I am sure you’re wondering how this could happen.  We failed in two areas:

• Not disabling the code in the final release of Update 2; and
• Not catching it in our quality assurance process.

And finally what they will do to ensure it never happens again:

We are doing everything in our power to make sure this doesn’t happen again. VMware prides itself on the quality and reliability of our products, and this incident has prompted a thorough self-examination of how we create and deliver products to our customers.  We have kicked off a comprehensive, in-depth review of our QA and release processes, and will quickly make the needed changes.

Despite it all, VMware still has a great enterprise product that is robust and mature and is still the virtualization software of choice for most Fortune 500 companies. This incident still could have easily been prevented by following processes when preparing a beta build to become a final build. In addition, their QA processes which are usually designed to ensure a quality product also failed to detect that the time bomb code was still present and active.

Will VMware learn from this incident? Absolutely. Sometimes it takes a big event like this to inspire changes and improvements in a company that may have been set in its ways and wasn’t paying attention to details.

One area that many users were critical of was VMware’s communication on the matter. They were initially slow to issue public communications and proactively contact customers to let them know about the issue. The thread in the VMware Technology Network (VMTN) forums that was started on this issue became the rallying point for many of the users who were experiencing problems as a result of the bug. VMware employees did provide some updates to the thread which let users know they were aware of the bug but did not provide much other information until much later in the day. Another breakdown was that VMware’s knowledgebase that had information on the bug and is often the first place users go to when experiencing a problem becamse so overwhelmed by the number of requests that it was unavailable for over 6 hours.

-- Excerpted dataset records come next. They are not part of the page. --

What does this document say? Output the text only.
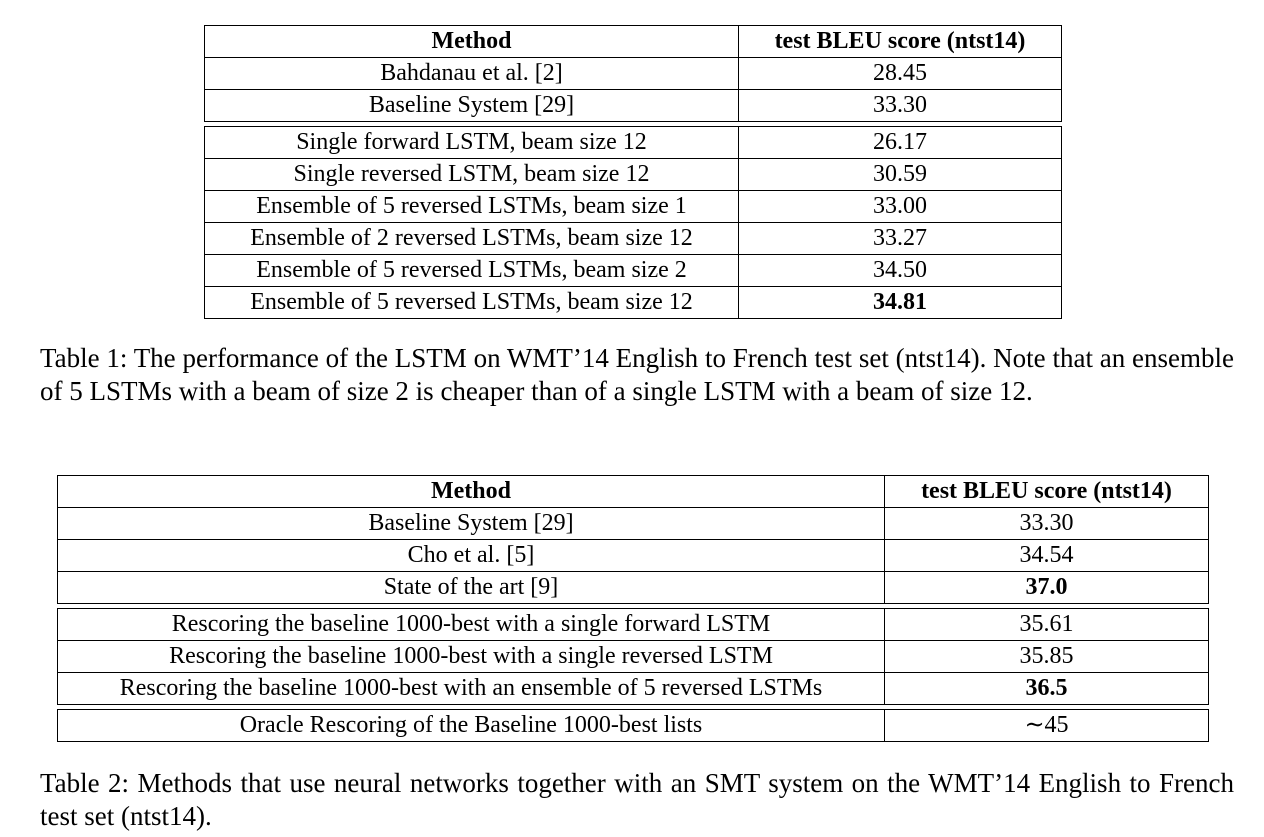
Method	test BLEU score (ntst14)
Bahdanau et al. [2]	28.45
Baseline System [29]	33.30
Single forward LSTM, beam size 12	26.17
Single reversed LSTM, beam size 12	30.59
Ensemble of 5 reversed LSTMs, beam size 1	33.00
Ensemble of 2 reversed LSTMs, beam size 12	33.27
Ensemble of 5 reversed LSTMs, beam size 2	34.50
Ensemble of 5 reversed LSTMs, beam size 12	34.81
Table 1: The performance of the LSTM on WMT’14 English to French test set (ntst14). Note that an ensemble of 5 LSTMs with a beam of size 2 is cheaper than of a single LSTM with a beam of size 12.
Method	test BLEU score (ntst14)
Baseline System [29]	33.30
Cho et al. [5]	34.54
State of the art [9]	37.0
Rescoring the baseline 1000-best with a single forward LSTM	35.61
Rescoring the baseline 1000-best with a single reversed LSTM	35.85
Rescoring the baseline 1000-best with an ensemble of 5 reversed LSTMs	36.5
Oracle Rescoring of the Baseline 1000-best lists	∼45
Table 2: Methods that use neural networks together with an SMT system on the WMT’14 English to French test set (ntst14).
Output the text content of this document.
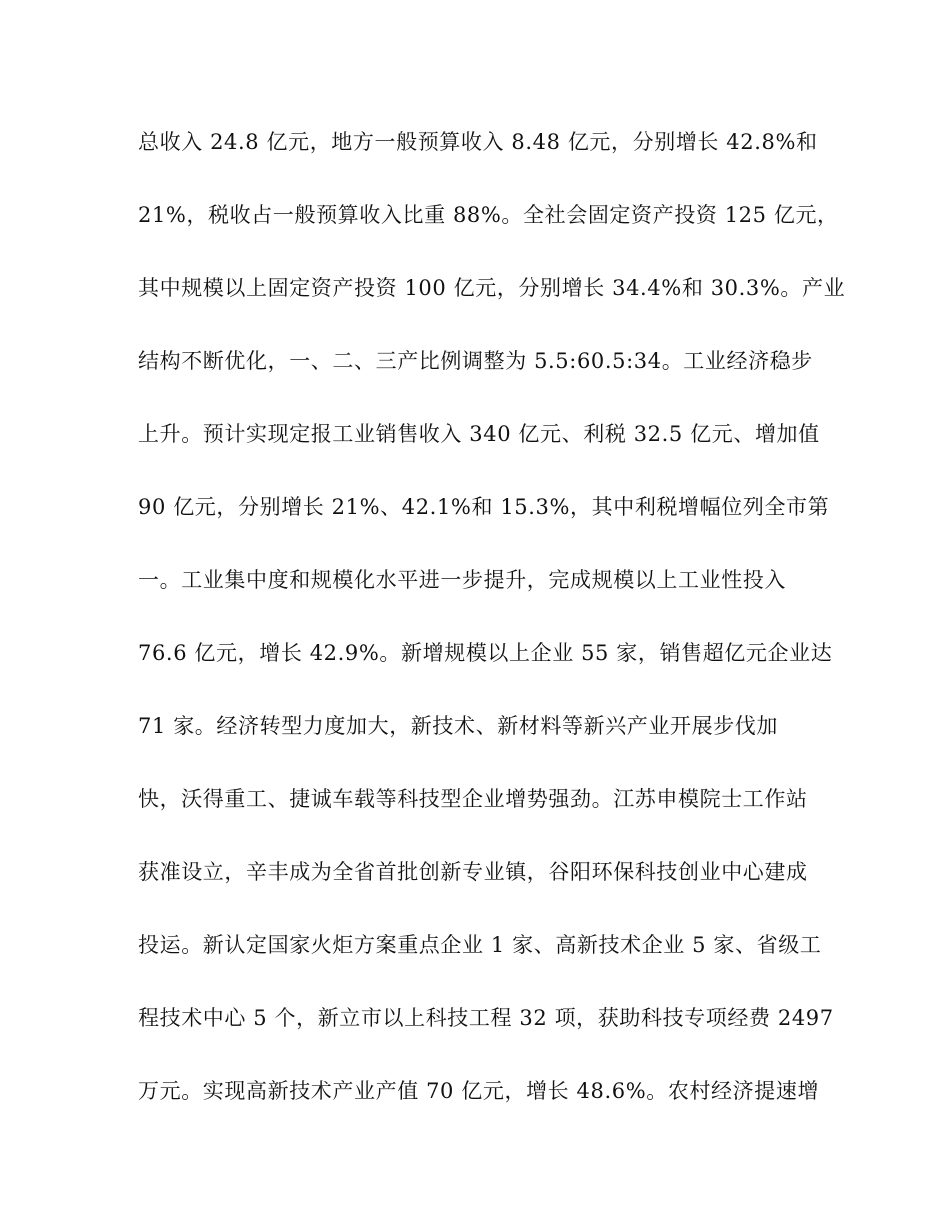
总收入 24.8 亿元，地方一般预算收入 8.48 亿元，分别增长 42.8%和
21%，税收占一般预算收入比重 88%。全社会固定资产投资 125 亿元，
其中规模以上固定资产投资 100 亿元，分别增长 34.4%和 30.3%。产业
结构不断优化，一、二、三产比例调整为 5.5:60.5:34。工业经济稳步
上升。预计实现定报工业销售收入 340 亿元、利税 32.5 亿元、增加值
90 亿元，分别增长 21%、42.1%和 15.3%，其中利税增幅位列全市第
一。工业集中度和规模化水平进一步提升，完成规模以上工业性投入
76.6 亿元，增长 42.9%。新增规模以上企业 55 家，销售超亿元企业达
71 家。经济转型力度加大，新技术、新材料等新兴产业开展步伐加
快，沃得重工、捷诚车载等科技型企业增势强劲。江苏申模院士工作站
获准设立，辛丰成为全省首批创新专业镇，谷阳环保科技创业中心建成
投运。新认定国家火炬方案重点企业 1 家、高新技术企业 5 家、省级工
程技术中心 5 个，新立市以上科技工程 32 项，获助科技专项经费 2497
万元。实现高新技术产业产值 70 亿元，增长 48.6%。农村经济提速增
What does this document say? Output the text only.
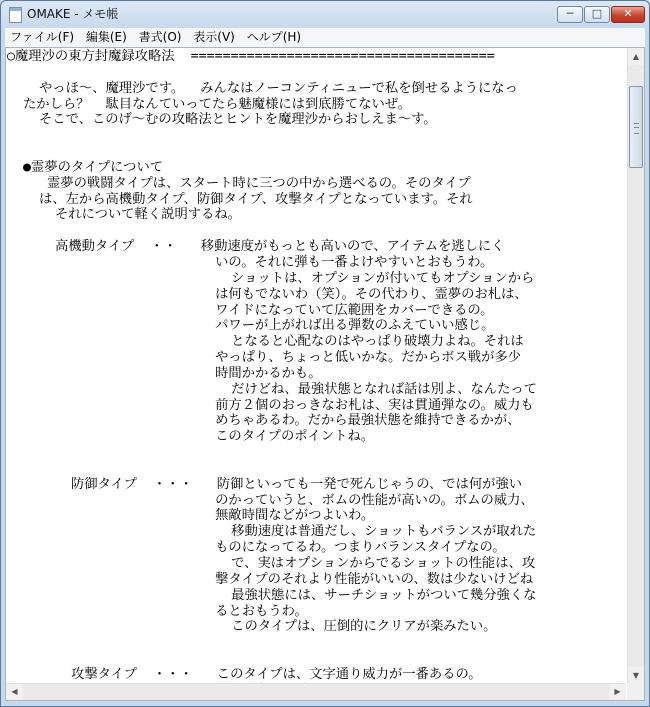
OMAKE - メモ帳	─	□	✕
ファイル(F) 編集(E) 書式(O) 表示(V) ヘルプ(H)
○魔理沙の東方封魔録攻略法  ======================================
やっほ～、魔理沙です。  みんなはノーコンティニューで私を倒せるようになっ
たかしら？  駄目なんていってたら魅魔様には到底勝てないぜ。
そこで、このげ～むの攻略法とヒントを魔理沙からおしえま～す。
●霊夢のタイプについて
霊夢の戦闘タイプは、スタート時に三つの中から選べるの。そのタイプ
は、左から高機動タイプ、防御タイプ、攻撃タイプとなっています。それ
それについて軽く説明するね。
高機動タイプ  ・・   移動速度がもっとも高いので、アイテムを逃しにく
いの。それに弾も一番よけやすいとおもうわ。
ショットは、オプションが付いてもオプションから
は何もでないわ（笑）。その代わり、霊夢のお札は、
ワイドになっていて広範囲をカバーできるの。
パワーが上がれば出る弾数のふえていい感じ。
となると心配なのはやっぱり破壊力よね。それは
やっぱり、ちょっと低いかな。だからボス戦が多少
時間かかるかも。
だけどね、最強状態となれば話は別よ、なんたって
前方２個のおっきなお札は、実は貫通弾なの。威力も
めちゃあるわ。だから最強状態を維持できるかが、
このタイプのポイントね。
防御タイプ  ・・・   防御といっても一発で死んじゃうの、では何が強い
のかっていうと、ボムの性能が高いの。ボムの威力、
無敵時間などがつよいわ。
移動速度は普通だし、ショットもバランスが取れた
ものになってるわ。つまりバランスタイプなの。
で、実はオプションからでるショットの性能は、攻
撃タイプのそれより性能がいいの、数は少ないけどね
最強状態には、サーチショットがついて幾分強くな
るとおもうわ。
このタイプは、圧倒的にクリアが楽みたい。
攻撃タイプ  ・・・   このタイプは、文字通り威力が一番あるの。
▲
▼
◀	▶
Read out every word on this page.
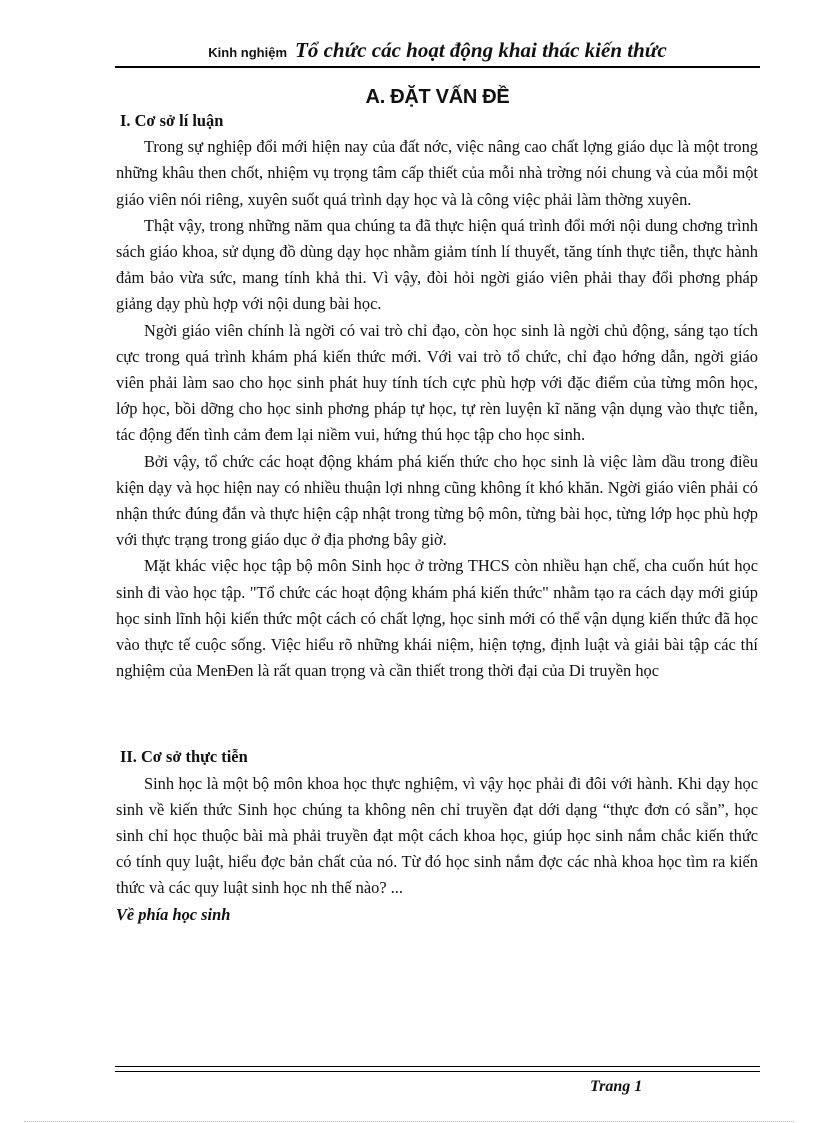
Kinh nghiệm Tổ chức các hoạt động khai thác kiến thức
A. ĐẶT VẤN ĐỀ
I. Cơ sở lí luận

Trong sự nghiệp đổi mới hiện nay của đất nớc, việc nâng cao chất lợng giáo dục là một trong những khâu then chốt, nhiệm vụ trọng tâm cấp thiết của mỗi nhà trờng nói chung và của mỗi một giáo viên nói riêng, xuyên suốt quá trình dạy học và là công việc phải làm thờng xuyên.

Thật vậy, trong những năm qua chúng ta đã thực hiện quá trình đổi mới nội dung chơng trình sách giáo khoa, sử dụng đồ dùng dạy học nhằm giảm tính lí thuyết, tăng tính thực tiễn, thực hành đảm bảo vừa sức, mang tính khả thi. Vì vậy, đòi hỏi ngời giáo viên phải thay đổi phơng pháp giảng dạy phù hợp với nội dung bài học.

Ngời giáo viên chính là ngời có vai trò chỉ đạo, còn học sinh là ngời chủ động, sáng tạo tích cực trong quá trình khám phá kiến thức mới. Với vai trò tổ chức, chỉ đạo hớng dẫn, ngời giáo viên phải làm sao cho học sinh phát huy tính tích cực phù hợp với đặc điểm của từng môn học, lớp học, bồi dỡng cho học sinh phơng pháp tự học, tự rèn luyện kĩ năng vận dụng vào thực tiễn, tác động đến tình cảm đem lại niềm vui, hứng thú học tập cho học sinh.

Bởi vậy, tổ chức các hoạt động khám phá kiến thức cho học sinh là việc làm dầu trong điều kiện dạy và học hiện nay có nhiều thuận lợi nhng cũng không ít khó khăn. Ngời giáo viên phải có nhận thức đúng đắn và thực hiện cập nhật trong từng bộ môn, từng bài học, từng lớp học phù hợp với thực trạng trong giáo dục ở địa phơng bây giờ.

Mặt khác việc học tập bộ môn Sinh học ở trờng THCS còn nhiều hạn chế, cha cuốn hút học sinh đi vào học tập. "Tổ chức các hoạt động khám phá kiến thức" nhằm tạo ra cách dạy mới giúp học sinh lĩnh hội kiến thức một cách có chất lợng, học sinh mới có thể vận dụng kiến thức đã học vào thực tế cuộc sống. Việc hiểu rõ những khái niệm, hiện tợng, định luật và giải bài tập các thí nghiệm của MenĐen là rất quan trọng và cần thiết trong thời đại của Di truyền học

II. Cơ sở thực tiễn

Sinh học là một bộ môn khoa học thực nghiệm, vì vậy học phải đi đôi với hành. Khi dạy học sinh về kiến thức Sinh học chúng ta không nên chỉ truyền đạt dới dạng “thực đơn có sẵn”, học sinh chỉ học thuộc bài mà phải truyền đạt một cách khoa học, giúp học sinh nắm chắc kiến thức có tính quy luật, hiểu đợc bản chất của nó. Từ đó học sinh nắm đợc các nhà khoa học tìm ra kiến thức và các quy luật sinh học nh thế nào? ...

Về phía học sinh
Trang 1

VMware delivered the fix for the problem fairly quickly as it was available roughly 24 hours after the problem was first reported. Many users were hoping to get it quicker then that, but VMware needed time to package and test the fix before releasing it. VMware also did provide good communication later in the day with detailed updates and emails that were sent to customers.

So is VMware’s apology enough? In my mind it is. Yes, it was an unfortunate incident that caused many customers a good deal of grief but the end result is that VMware responded quickly and effectively and this incident will serve as a lesson that they won’t soon forget and will help make their products and processes stronger going forward.